The pictures and reports out of Central African Republic are grim. The country is in the grips of a civil war that is pitting predominantly Muslim tribes against Christian and Animist tribes. The violence is especially fierce around the city of Bangui, the capital. The city is home to a Muslim minority of migrants from the East and North and neighboring Chad as well as soldiers of the Séléka militia of former President Michel Djotodia. The carnage around Bangui has received great play in the French press — most likely because that is where the reporters are. Muslims have gathered at the city’s airport to seek protection from African Union and French troops, while in the city individual Muslims and Christians have been murdered by rival mobs. Le Monde and Le Figaro reported on one particularly gruesome incident, which both newspapers saw as emblematic of the country’s collapse into chaos.
The French newspapers have done a sterling job in reporting on this unfolding crisis.
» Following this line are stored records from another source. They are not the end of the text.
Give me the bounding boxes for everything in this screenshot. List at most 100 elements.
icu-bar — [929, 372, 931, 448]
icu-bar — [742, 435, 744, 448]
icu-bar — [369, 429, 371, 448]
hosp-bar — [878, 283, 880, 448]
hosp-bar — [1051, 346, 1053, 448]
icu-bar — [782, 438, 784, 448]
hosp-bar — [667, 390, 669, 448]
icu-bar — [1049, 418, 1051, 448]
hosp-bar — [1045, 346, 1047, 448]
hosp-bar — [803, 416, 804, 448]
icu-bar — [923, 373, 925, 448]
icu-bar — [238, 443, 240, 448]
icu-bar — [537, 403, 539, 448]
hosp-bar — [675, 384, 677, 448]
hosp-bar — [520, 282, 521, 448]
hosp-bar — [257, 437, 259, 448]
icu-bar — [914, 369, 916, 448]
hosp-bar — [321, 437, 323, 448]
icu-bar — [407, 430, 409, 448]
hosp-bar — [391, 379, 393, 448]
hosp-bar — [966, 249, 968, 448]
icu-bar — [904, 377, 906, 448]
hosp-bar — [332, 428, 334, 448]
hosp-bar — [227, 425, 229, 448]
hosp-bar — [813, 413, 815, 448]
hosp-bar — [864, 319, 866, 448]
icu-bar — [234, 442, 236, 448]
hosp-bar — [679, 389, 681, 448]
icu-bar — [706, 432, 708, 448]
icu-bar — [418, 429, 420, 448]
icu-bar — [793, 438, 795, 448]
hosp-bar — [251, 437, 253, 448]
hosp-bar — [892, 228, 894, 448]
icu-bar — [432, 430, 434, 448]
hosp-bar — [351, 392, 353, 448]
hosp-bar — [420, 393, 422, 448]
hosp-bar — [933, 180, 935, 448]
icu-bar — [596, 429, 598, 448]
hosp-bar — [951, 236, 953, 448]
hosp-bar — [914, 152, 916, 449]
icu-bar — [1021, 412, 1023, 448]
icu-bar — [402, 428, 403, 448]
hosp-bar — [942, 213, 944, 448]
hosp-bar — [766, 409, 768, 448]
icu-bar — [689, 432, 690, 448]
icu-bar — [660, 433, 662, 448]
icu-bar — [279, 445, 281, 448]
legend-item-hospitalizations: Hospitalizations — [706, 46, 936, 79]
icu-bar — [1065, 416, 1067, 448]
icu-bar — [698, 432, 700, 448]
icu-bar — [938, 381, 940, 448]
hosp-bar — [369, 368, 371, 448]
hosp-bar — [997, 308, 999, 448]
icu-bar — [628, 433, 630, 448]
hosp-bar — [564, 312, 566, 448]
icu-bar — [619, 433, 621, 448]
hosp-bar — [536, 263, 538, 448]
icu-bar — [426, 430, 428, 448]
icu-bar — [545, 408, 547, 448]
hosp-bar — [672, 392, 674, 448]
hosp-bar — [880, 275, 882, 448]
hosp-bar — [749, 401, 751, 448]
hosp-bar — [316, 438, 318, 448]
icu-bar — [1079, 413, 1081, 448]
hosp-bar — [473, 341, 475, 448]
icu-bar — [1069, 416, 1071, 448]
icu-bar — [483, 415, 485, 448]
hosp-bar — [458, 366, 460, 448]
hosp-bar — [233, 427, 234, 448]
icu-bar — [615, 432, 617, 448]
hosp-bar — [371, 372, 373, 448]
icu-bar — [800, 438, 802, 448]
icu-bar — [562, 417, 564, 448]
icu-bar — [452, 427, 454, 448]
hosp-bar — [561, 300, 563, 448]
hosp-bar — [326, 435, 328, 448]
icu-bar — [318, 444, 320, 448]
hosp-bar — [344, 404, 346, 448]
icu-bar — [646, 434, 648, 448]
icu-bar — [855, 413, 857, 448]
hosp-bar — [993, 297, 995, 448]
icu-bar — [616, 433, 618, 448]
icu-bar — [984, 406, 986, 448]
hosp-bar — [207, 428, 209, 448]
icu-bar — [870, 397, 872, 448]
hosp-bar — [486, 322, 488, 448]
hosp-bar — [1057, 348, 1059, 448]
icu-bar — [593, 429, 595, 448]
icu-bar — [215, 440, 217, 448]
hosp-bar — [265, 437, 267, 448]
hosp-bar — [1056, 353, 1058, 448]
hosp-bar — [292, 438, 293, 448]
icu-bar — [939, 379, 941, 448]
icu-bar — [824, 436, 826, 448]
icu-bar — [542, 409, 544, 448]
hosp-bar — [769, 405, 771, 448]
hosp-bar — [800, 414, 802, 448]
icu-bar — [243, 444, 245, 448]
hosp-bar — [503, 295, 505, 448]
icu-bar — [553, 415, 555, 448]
One of the ways their work has stood out is that they did not come to Bangui unencumbered with knowledge about the country’s past. A former French colony, the Central African Republic’s squalid history (remember Emperor Bokassa I?) is not new news. The French press has refrained from describing this as a religious civil war — but has treated the fighting as a tribal and political clash with religious overtones.
Yes, their is an al Qaeda angle, and the CAR is on the tenth parallel — the front line between Islam and Christianity in Africa. But the French press has not resorted to the easy answer of religious hatred driving this conflict.